Standard & Poor’s Ratings Services has affirmed all the ratings on Bank of Montreal and its subsidiaries, and it has revised the outlook on BMO to stable from negative. The negative outlook on BMO’s U.S. subsidiaries remains unchanged.
“The ratings on BMO reflect its very strong domestic personal and commercial bank, which provides it with a solid base for consistent earnings performance,” says Standard & Poor’s credit analyst Donald Chu.
The performance of the wholesale banking group has shown improvement during the first part of 2003, coming off of two years’ soft performance that were negatively affected by the difficult credit environment and challenging global equity markets.

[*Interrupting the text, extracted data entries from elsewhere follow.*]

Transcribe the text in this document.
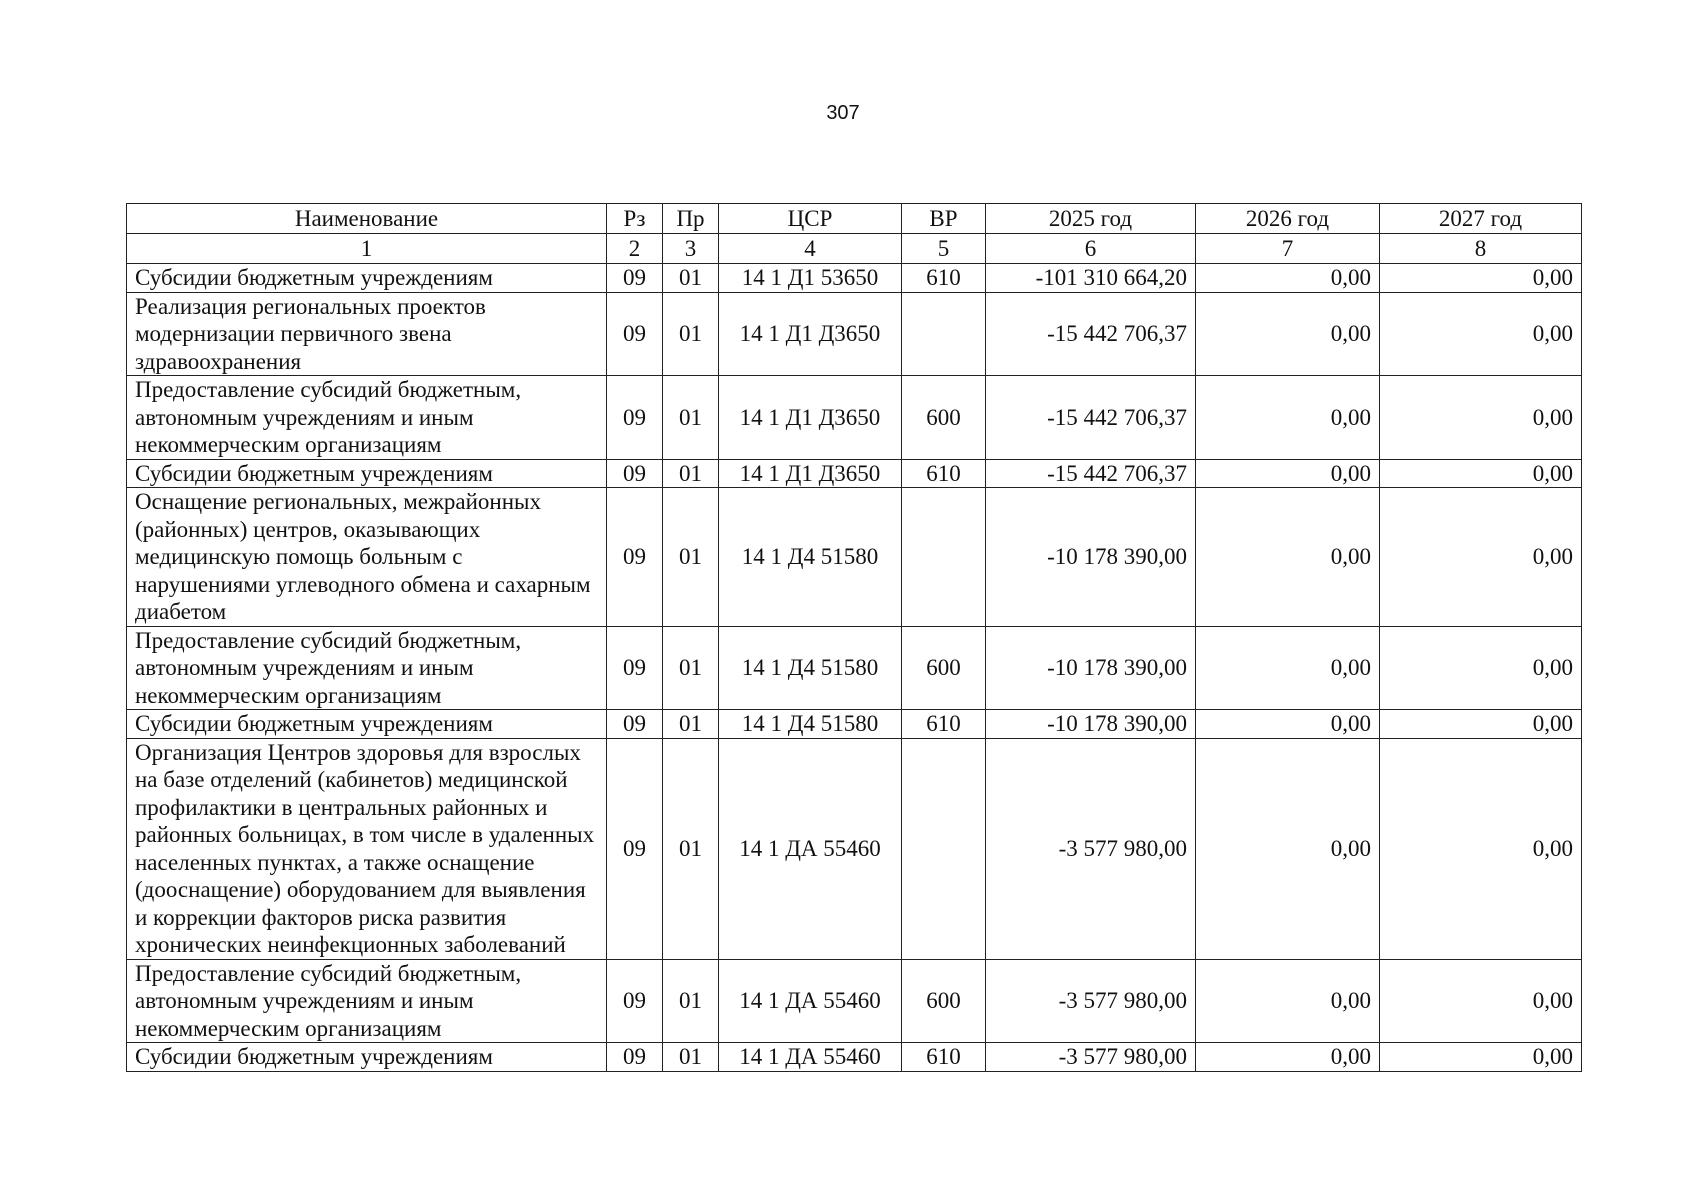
307
Наименование	Рз	Пр	ЦСР	ВР	2025 год	2026 год	2027 год
1	2	3	4	5	6	7	8
Субсидии бюджетным учреждениям	09	01	14 1 Д1 53650	610	-101 310 664,20	0,00	0,00
Реализация региональных проектов модернизации первичного звена здравоохранения	09	01	14 1 Д1 Д3650		-15 442 706,37	0,00	0,00
Предоставление субсидий бюджетным, автономным учреждениям и иным некоммерческим организациям	09	01	14 1 Д1 Д3650	600	-15 442 706,37	0,00	0,00
Субсидии бюджетным учреждениям	09	01	14 1 Д1 Д3650	610	-15 442 706,37	0,00	0,00
Оснащение региональных, межрайонных (районных) центров, оказывающих медицинскую помощь больным с нарушениями углеводного обмена и сахарным диабетом	09	01	14 1 Д4 51580		-10 178 390,00	0,00	0,00
Предоставление субсидий бюджетным, автономным учреждениям и иным некоммерческим организациям	09	01	14 1 Д4 51580	600	-10 178 390,00	0,00	0,00
Субсидии бюджетным учреждениям	09	01	14 1 Д4 51580	610	-10 178 390,00	0,00	0,00
Организация Центров здоровья для взрослых на базе отделений (кабинетов) медицинской профилактики в центральных районных и районных больницах, в том числе в удаленных населенных пунктах, а также оснащение (дооснащение) оборудованием для выявления и коррекции факторов риска развития хронических неинфекционных заболеваний	09	01	14 1 ДА 55460		-3 577 980,00	0,00	0,00
Предоставление субсидий бюджетным, автономным учреждениям и иным некоммерческим организациям	09	01	14 1 ДА 55460	600	-3 577 980,00	0,00	0,00
Субсидии бюджетным учреждениям	09	01	14 1 ДА 55460	610	-3 577 980,00	0,00	0,00
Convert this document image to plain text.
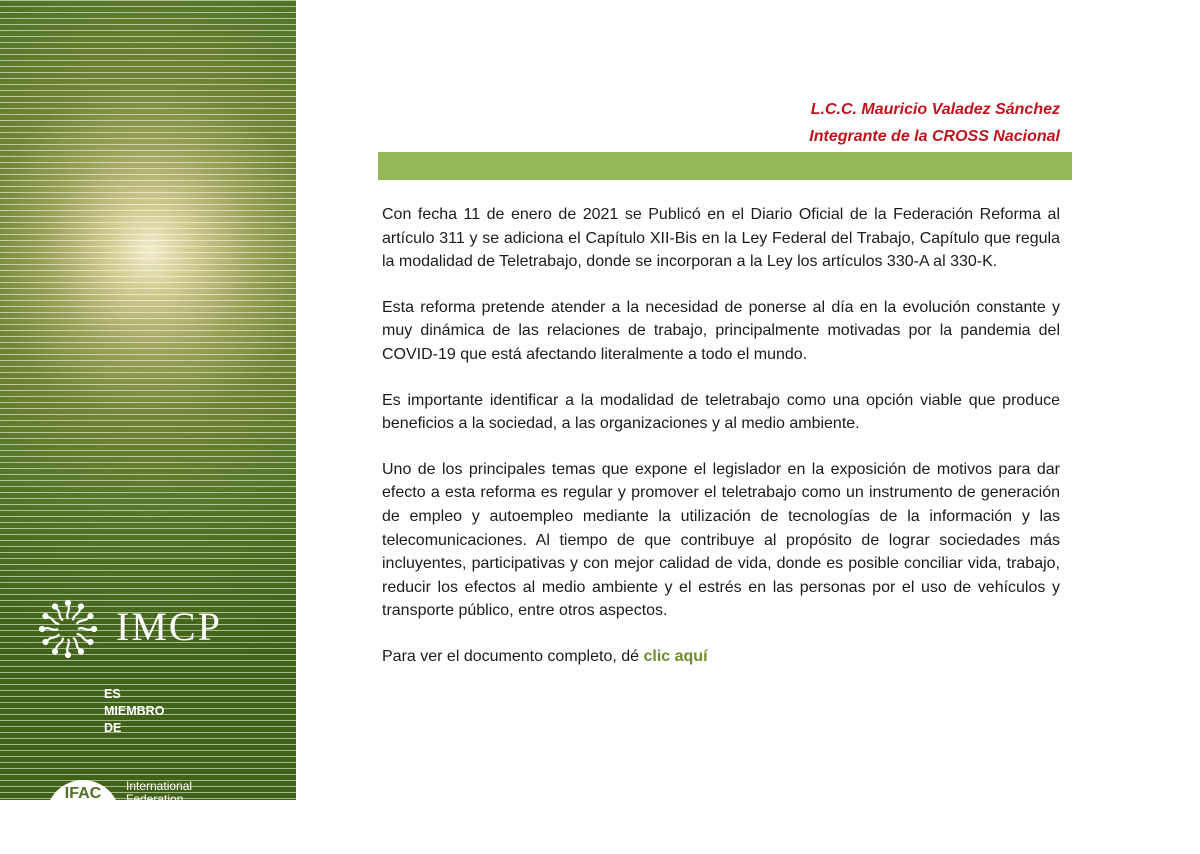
IMCP
ES
MIEMBRO
DE
IFAC	International
Federation
of Accountants
L.C.C. Mauricio Valadez Sánchez
Integrante de la CROSS Nacional

Con fecha 11 de enero de 2021 se Publicó en el Diario Oficial de la Federación Reforma al artículo 311 y se adiciona el Capítulo XII-Bis en la Ley Federal del Trabajo, Capítulo que regula la modalidad de Teletrabajo, donde se incorporan a la Ley los artículos 330-A al 330-K.

Esta reforma pretende atender a la necesidad de ponerse al día en la evolución constante y muy dinámica de las relaciones de trabajo, principalmente motivadas por la pandemia del COVID-19 que está afectando literalmente a todo el mundo.

Es importante identificar a la modalidad de teletrabajo como una opción viable que produce beneficios a la sociedad, a las organizaciones y al medio ambiente.

Uno de los principales temas que expone el legislador en la exposición de motivos para dar efecto a esta reforma es regular y promover el teletrabajo como un instrumento de generación de empleo y autoempleo mediante la utilización de tecnologías de la información y las telecomunicaciones. Al tiempo de que contribuye al propósito de lograr sociedades más incluyentes, participativas y con mejor calidad de vida, donde es posible conciliar vida, trabajo, reducir los efectos al medio ambiente y el estrés en las personas por el uso de vehículos y transporte público, entre otros aspectos.

Para ver el documento completo, dé clic aquí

S&P noted.
S&P also notes that the private client group, which is small in proportion to the personal and commercial and investment banking businesses, remains “an important element of the bank’s overall strategy”.
S&P says that BMO’s management remains committed to expand this business in North America, as evidenced by the sizable amount of capital that it has invested in recent years. “Performance of the private client group was not strong in 2002 due to the weak global equity markets; however, this area is starting to show signs of improvement as the equity markets begin to show signs of recovery,” S&P says.
S&P also warns that the bank’s proportion of large exposures to U.S. corporate loans is large relative to the size of its total loan portfolio. “Nevertheless, BMO has not been a prominent player in the leveraged lending markets, as some of its peers have been. The problems associated with the telecommunications and energy sectors seem to have abated for now, and the bank continues to take steps to proactively sell down its exposure to these sectors when market conditions permit. BMO’s exposure to these industries is not as significant as that of some of its peers, and thus, it has not been affected to the same degree,” it concludes.
“Standard & Poor’s remains satisfied with BMO’s credit quality, which is expected to be less of an issue as the credit cycle continues to improve. The bank has the capacity to maintain its earnings momentum given its historically strong risk management framework, well-positioned domestic franchise, and toehold in the U.S. with its HarrisBank platform,” it says. “A large part of this, however, will have to be driven by continued cost reductions, considering the maturity of the bank’s primary markets.”
It says that the stable outlook on BMO reflects Standard & Poor’s expectation that the bank will continue to exhibit consistently very strong earnings performance and maintain very strong capital on a risk-adjusted basis. “This is supported by the bank’s solid business franchises in Canada, its solid credit risk management framework and improving expense management.”